Swiss Recycling

Experten: Recycling sichert uns Rohstoffe
Swiss Recycling diskutiert im Rahmen ihres Jubiläums über die Zukunft des Recyclings

Rüschlikon (ots) - Swiss Recycling wurde vor 20 Jahren gegründet. Seither entwickelte sich die Dachorganisation von einer Interessenvertretung zu einem Kompetenzzentrum in Sachen Recycling und Separatsammlung. Im Rahmen ihres Jubiläums diskutierte sie über die Zukunft des Recyclings. Impulse dazu lieferte eine neu veröffentlichte Studie des Gottlieb-Duttweiler-Instituts (GDI). Bezüglich des Ziels sind sich die Experten einig: Wollen wir unsere Lebensgrundlage erhalten, führt kein Weg an einer Kreislaufwirtschaft vorbei. Systemanpassungen sind nachhaltig zu planen und sollen sinnvolle Stoff-Flüsse und Strukturen nicht gefährden.

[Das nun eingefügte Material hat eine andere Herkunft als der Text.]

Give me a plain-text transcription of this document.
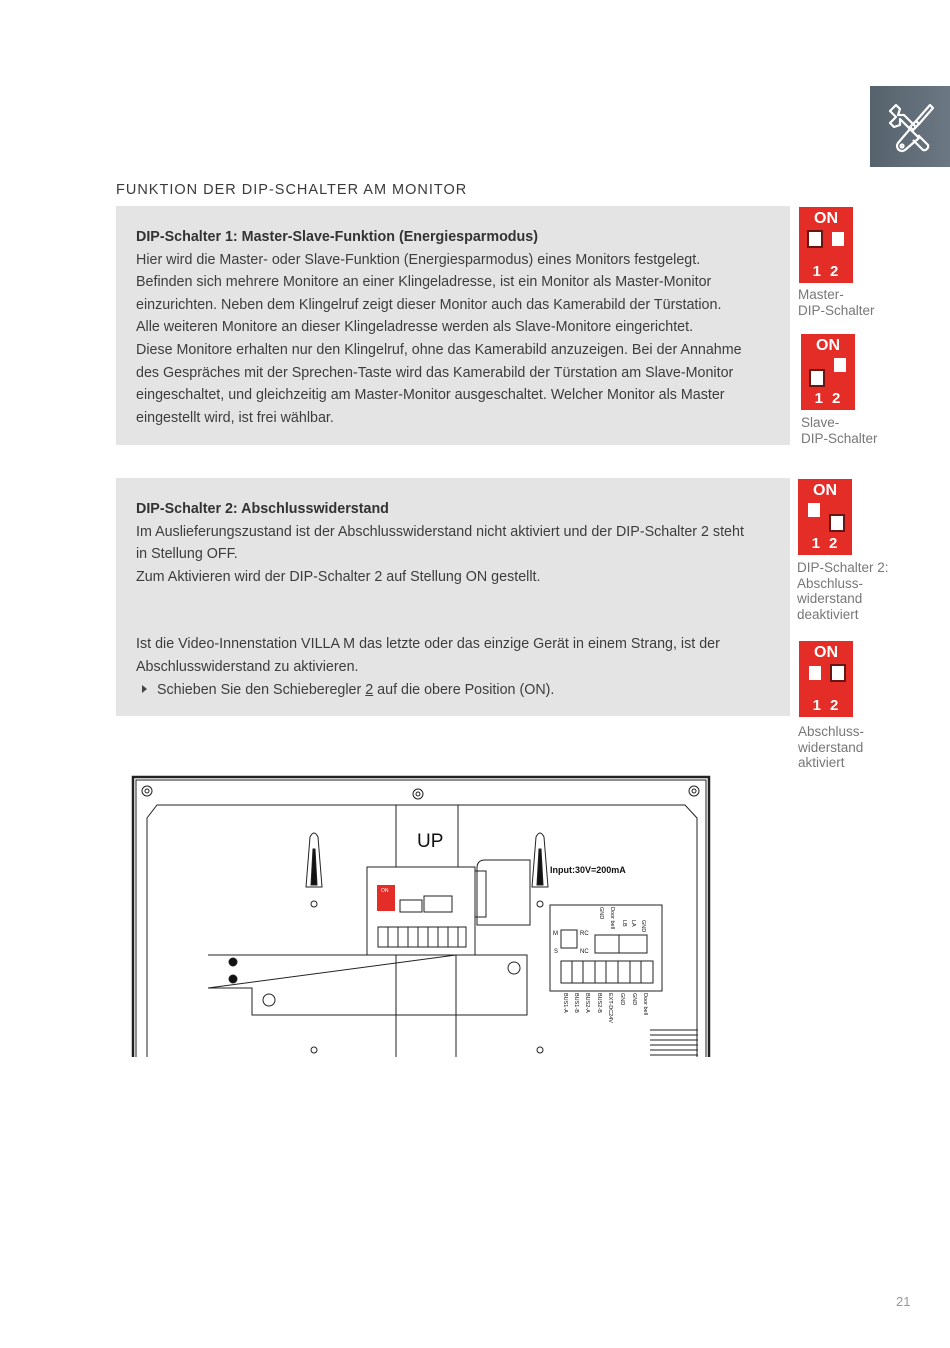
FUNKTION DER DIP-SCHALTER AM MONITOR

DIP-Schalter 1: Master-Slave-Funktion (Energiesparmodus)

Hier wird die Master- oder Slave-Funktion (Energiesparmodus) eines Monitors festgelegt.

Befinden sich mehrere Monitore an einer Klingeladresse, ist ein Monitor als Master-Monitor

einzurichten. Neben dem Klingelruf zeigt dieser Monitor auch das Kamerabild der Türstation.

Alle weiteren Monitore an dieser Klingeladresse werden als Slave-Monitore eingerichtet.

Diese Monitore erhalten nur den Klingelruf, ohne das Kamerabild anzuzeigen. Bei der Annahme

des Gespräches mit der Sprechen-Taste wird das Kamerabild der Türstation am Slave-Monitor

eingeschaltet, und gleichzeitig am Master-Monitor ausgeschaltet. Welcher Monitor als Master

eingestellt wird, ist frei wählbar.

DIP-Schalter 2: Abschlusswiderstand

Im Auslieferungszustand ist der Abschlusswiderstand nicht aktiviert und der DIP-Schalter 2 steht

in Stellung OFF.

Zum Aktivieren wird der DIP-Schalter 2 auf Stellung ON gestellt.

Ist die Video-Innenstation VILLA M das letzte oder das einzige Gerät in einem Strang, ist der

Abschlusswiderstand zu aktivieren.

Schieben Sie den Schieberegler 2 auf die obere Position (ON).

ON
12
Master-
DIP-Schalter
ON
12
Slave-
DIP-Schalter
ON
12
DIP-Schalter 2:
Abschluss-
widerstand
deaktiviert
ON
12
Abschluss-
widerstand
aktiviert
UP
Input:30V=200mA
ON
M
S
RC
NC
GND Door bell LB LA GND
BUS1-A BUS1-B BUS2-A BUS2-B EXT-DC24V GND GND Door bell
21
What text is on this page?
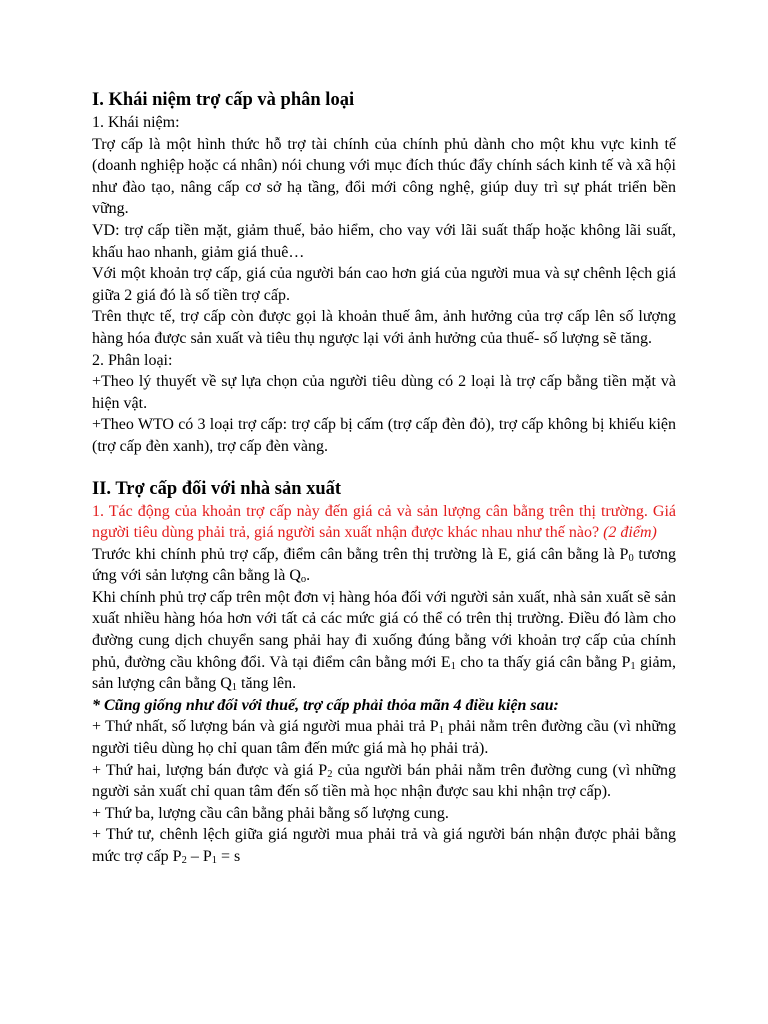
I. Khái niệm trợ cấp và phân loại

1. Khái niệm:

Trợ cấp là một hình thức hỗ trợ tài chính của chính phủ dành cho một khu vực kinh tế (doanh nghiệp hoặc cá nhân) nói chung với mục đích thúc đẩy chính sách kinh tế và xã hội như đào tạo, nâng cấp cơ sở hạ tầng, đổi mới công nghệ, giúp duy trì sự phát triển bền vững.

VD: trợ cấp tiền mặt, giảm thuế, bảo hiểm, cho vay với lãi suất thấp hoặc không lãi suất, khấu hao nhanh, giảm giá thuê…

Với một khoản trợ cấp, giá của người bán cao hơn giá của người mua và sự chênh lệch giá giữa 2 giá đó là số tiền trợ cấp.

Trên thực tế, trợ cấp còn được gọi là khoản thuế âm, ảnh hưởng của trợ cấp lên số lượng hàng hóa được sản xuất và tiêu thụ ngược lại với ảnh hưởng của thuế- số lượng sẽ tăng.

2. Phân loại:

+Theo lý thuyết về sự lựa chọn của người tiêu dùng có 2 loại là trợ cấp bằng tiền mặt và hiện vật.

+Theo WTO có 3 loại trợ cấp: trợ cấp bị cấm (trợ cấp đèn đỏ), trợ cấp không bị khiếu kiện (trợ cấp đèn xanh), trợ cấp đèn vàng.

II. Trợ cấp đối với nhà sản xuất

1. Tác động của khoản trợ cấp này đến giá cả và sản lượng cân bằng trên thị trường. Giá người tiêu dùng phải trả, giá người sản xuất nhận được khác nhau như thế nào? (2 điểm)

Trước khi chính phủ trợ cấp, điểm cân bằng trên thị trường là E, giá cân bằng là $P_0$ tương ứng với sản lượng cân bằng là $Q_o$.

Khi chính phủ trợ cấp trên một đơn vị hàng hóa đối với người sản xuất, nhà sản xuất sẽ sản xuất nhiều hàng hóa hơn với tất cả các mức giá có thể có trên thị trường. Điều đó làm cho đường cung dịch chuyển sang phải hay đi xuống đúng bằng với khoản trợ cấp của chính phủ, đường cầu không đổi. Và tại điểm cân bằng mới $E_1$ cho ta thấy giá cân bằng $P_1$ giảm, sản lượng cân bằng $Q_1$ tăng lên.

* Cũng giống như đối với thuế, trợ cấp phải thỏa mãn 4 điều kiện sau:

+ Thứ nhất, số lượng bán và giá người mua phải trả $P_1$ phải nằm trên đường cầu (vì những người tiêu dùng họ chỉ quan tâm đến mức giá mà họ phải trả).

+ Thứ hai, lượng bán được và giá $P_2$ của người bán phải nằm trên đường cung (vì những người sản xuất chỉ quan tâm đến số tiền mà học nhận được sau khi nhận trợ cấp).

+ Thứ ba, lượng cầu cân bằng phải bằng số lượng cung.

+ Thứ tư, chênh lệch giữa giá người mua phải trả và giá người bán nhận được phải bằng mức trợ cấp $P_2 - P_1 = s$
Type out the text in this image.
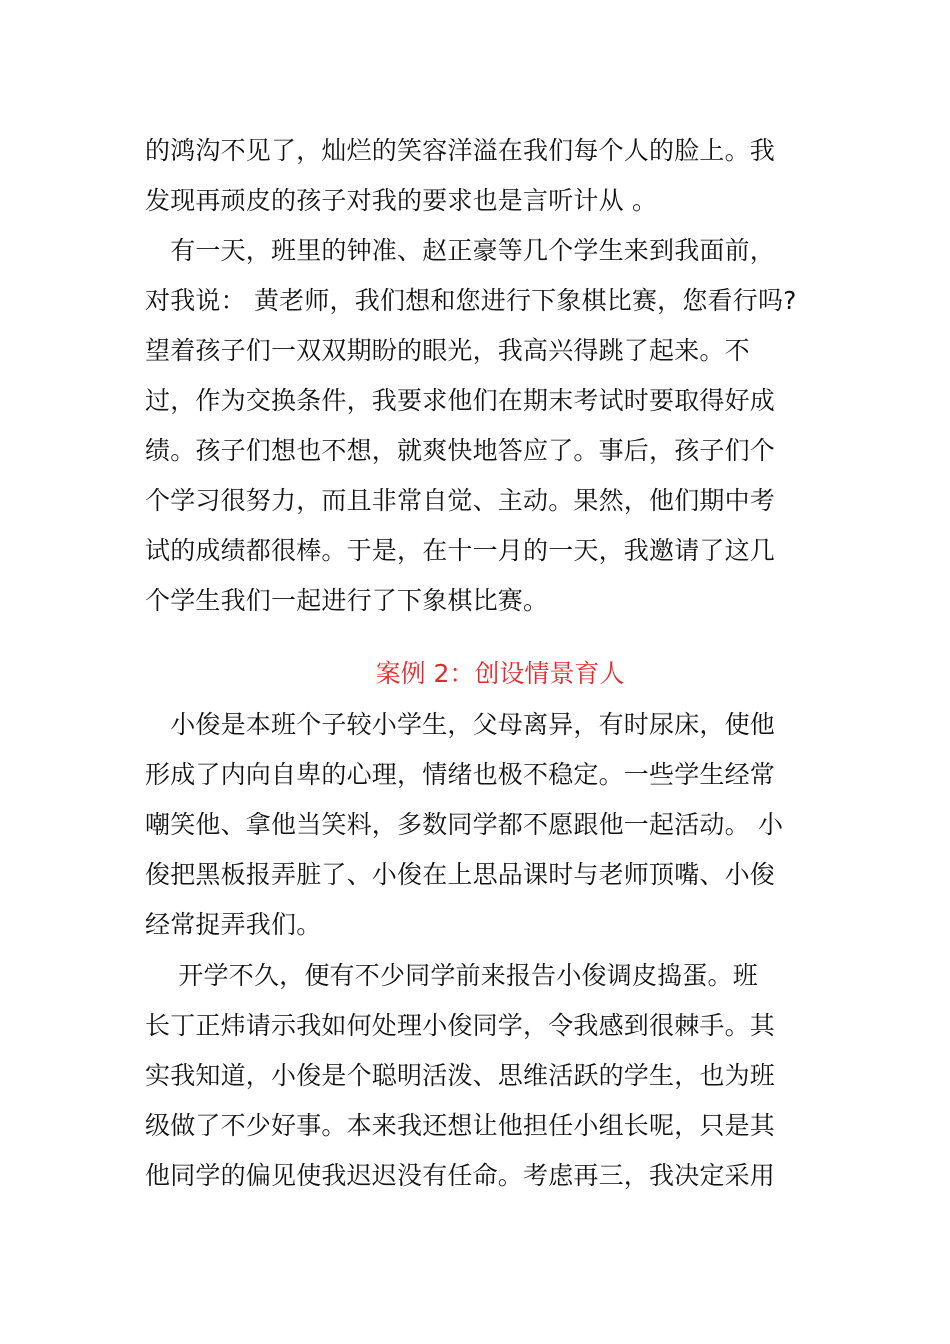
的鸿沟不见了，灿烂的笑容洋溢在我们每个人的脸上。我
发现再顽皮的孩子对我的要求也是言听计从 。
　有一天，班里的钟准、赵正豪等几个学生来到我面前，
对我说： 黄老师，我们想和您进行下象棋比赛，您看行吗?
望着孩子们一双双期盼的眼光，我高兴得跳了起来。不
过，作为交换条件，我要求他们在期末考试时要取得好成
绩。孩子们想也不想，就爽快地答应了。事后，孩子们个
个学习很努力，而且非常自觉、主动。果然，他们期中考
试的成绩都很棒。于是，在十一月的一天，我邀请了这几
个学生我们一起进行了下象棋比赛。
案例 2：创设情景育人
　小俊是本班个子较小学生，父母离异，有时尿床，使他
形成了内向自卑的心理，情绪也极不稳定。一些学生经常
嘲笑他、拿他当笑料，多数同学都不愿跟他一起活动。 小
俊把黑板报弄脏了、小俊在上思品课时与老师顶嘴、小俊
经常捉弄我们。
　 开学不久，便有不少同学前来报告小俊调皮捣蛋。班
长丁正炜请示我如何处理小俊同学，令我感到很棘手。其
实我知道，小俊是个聪明活泼、思维活跃的学生，也为班
级做了不少好事。本来我还想让他担任小组长呢，只是其
他同学的偏见使我迟迟没有任命。考虑再三，我决定采用
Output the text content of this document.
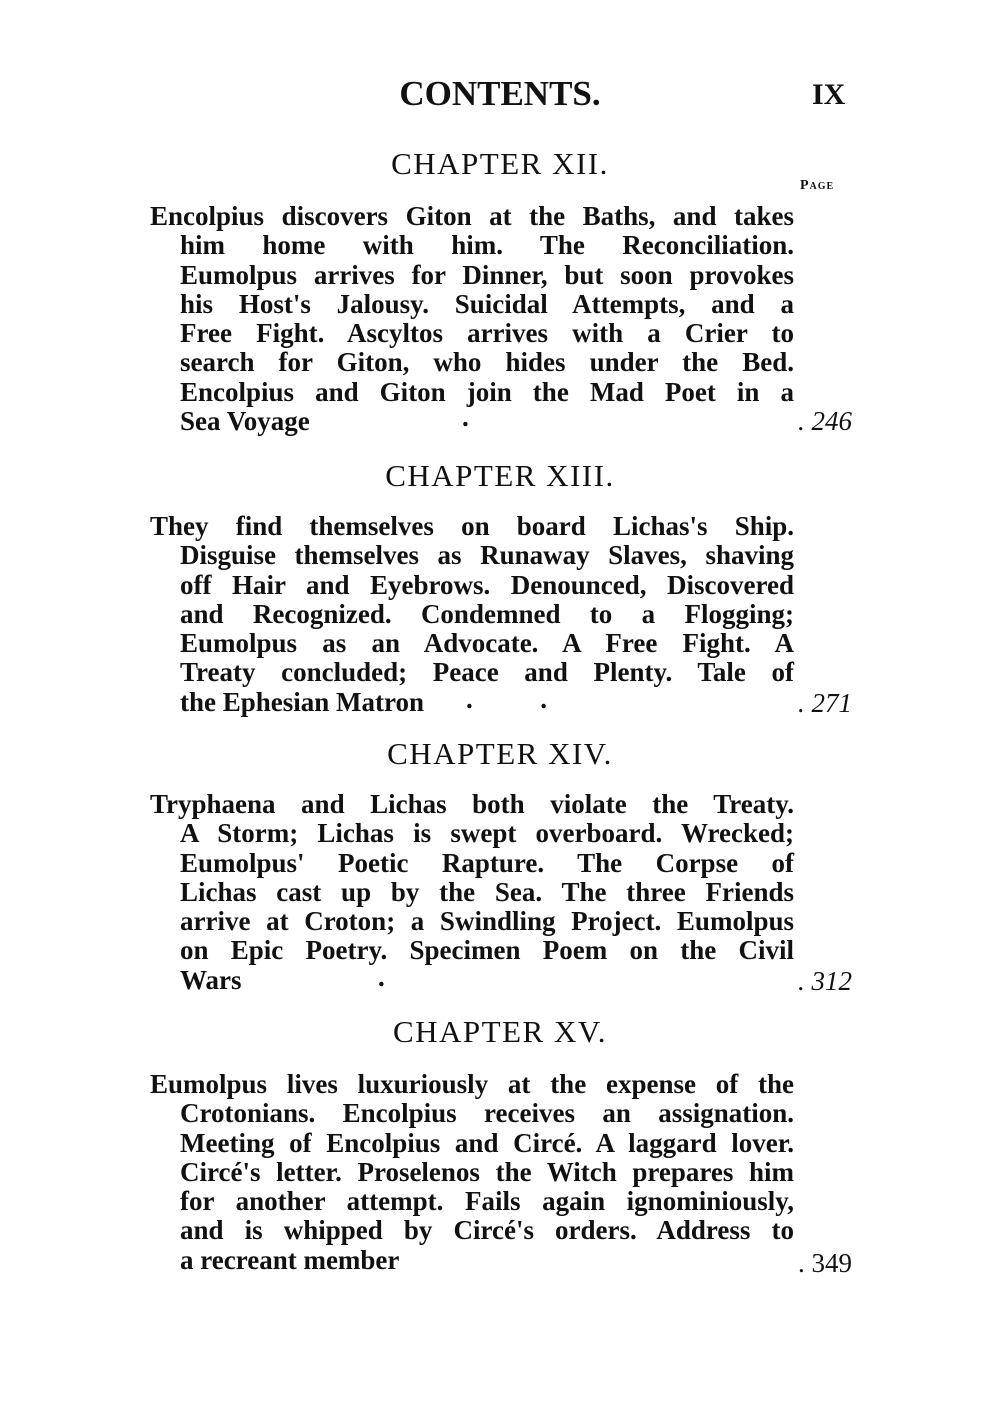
CONTENTS.	IX
CHAPTER XII.
Page
Encolpius discovers Giton at the Baths, and takes
him home with him. The Reconciliation.
Eumolpus arrives for Dinner, but soon provokes
his Host's Jalousy. Suicidal Attempts, and a
Free Fight. Ascyltos arrives with a Crier to
search for Giton, who hides under the Bed.
Encolpius and Giton join the Mad Poet in a
Sea Voyage	.	. 246
CHAPTER XIII.
They find themselves on board Lichas's Ship.
Disguise themselves as Runaway Slaves, shaving
off Hair and Eyebrows. Denounced, Discovered
and Recognized. Condemned to a Flogging;
Eumolpus as an Advocate. A Free Fight. A
Treaty concluded; Peace and Plenty. Tale of
the Ephesian Matron	.          .	. 271
CHAPTER XIV.
Tryphaena and Lichas both violate the Treaty.
A Storm; Lichas is swept overboard. Wrecked;
Eumolpus' Poetic Rapture. The Corpse of
Lichas cast up by the Sea. The three Friends
arrive at Croton; a Swindling Project. Eumolpus
on Epic Poetry. Specimen Poem on the Civil
Wars	.	. 312
CHAPTER XV.
Eumolpus lives luxuriously at the expense of the
Crotonians. Encolpius receives an assignation.
Meeting of Encolpius and Circé. A laggard lover.
Circé's letter. Proselenos the Witch prepares him
for another attempt. Fails again ignominiously,
and is whipped by Circé's orders. Address to
a recreant member	. 349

Seit zwanzig Jahren setzt sich Swiss Recycling im direkten Dialog mit Gemeinden, Detailhandel, Produzenten und der Bevölkerung für Recycling ein. Die Dachorganisation sensibilisiert für das Trennen des Abfalls und hilft, Sammelstationen kundenfreundlich zu gestalten sowie effizient und kostengünstig zu betreiben. Derart hat sich Swiss Recycling über die Jahre zum Kompetenzzentrum entwickelt. «Wir haben bisher viel erreicht», sagt der Geschäftsführer von Swiss Recycling, Patrik Geisselhardt, stolz. «Recycling ist über die Jahre nicht nur salonfähig geworden, sondern ist inzwischen gar nicht mehr wegzudenken: Als Rohstofflieferant ist es heute eine wichtige Stütze der einheimischen Wirtschaft.» Trotzdem werde am Jubiläumsanlass nicht nur gefeiert: «Viel wichtiger ist der Blick nach vorne», so Geisselhardt.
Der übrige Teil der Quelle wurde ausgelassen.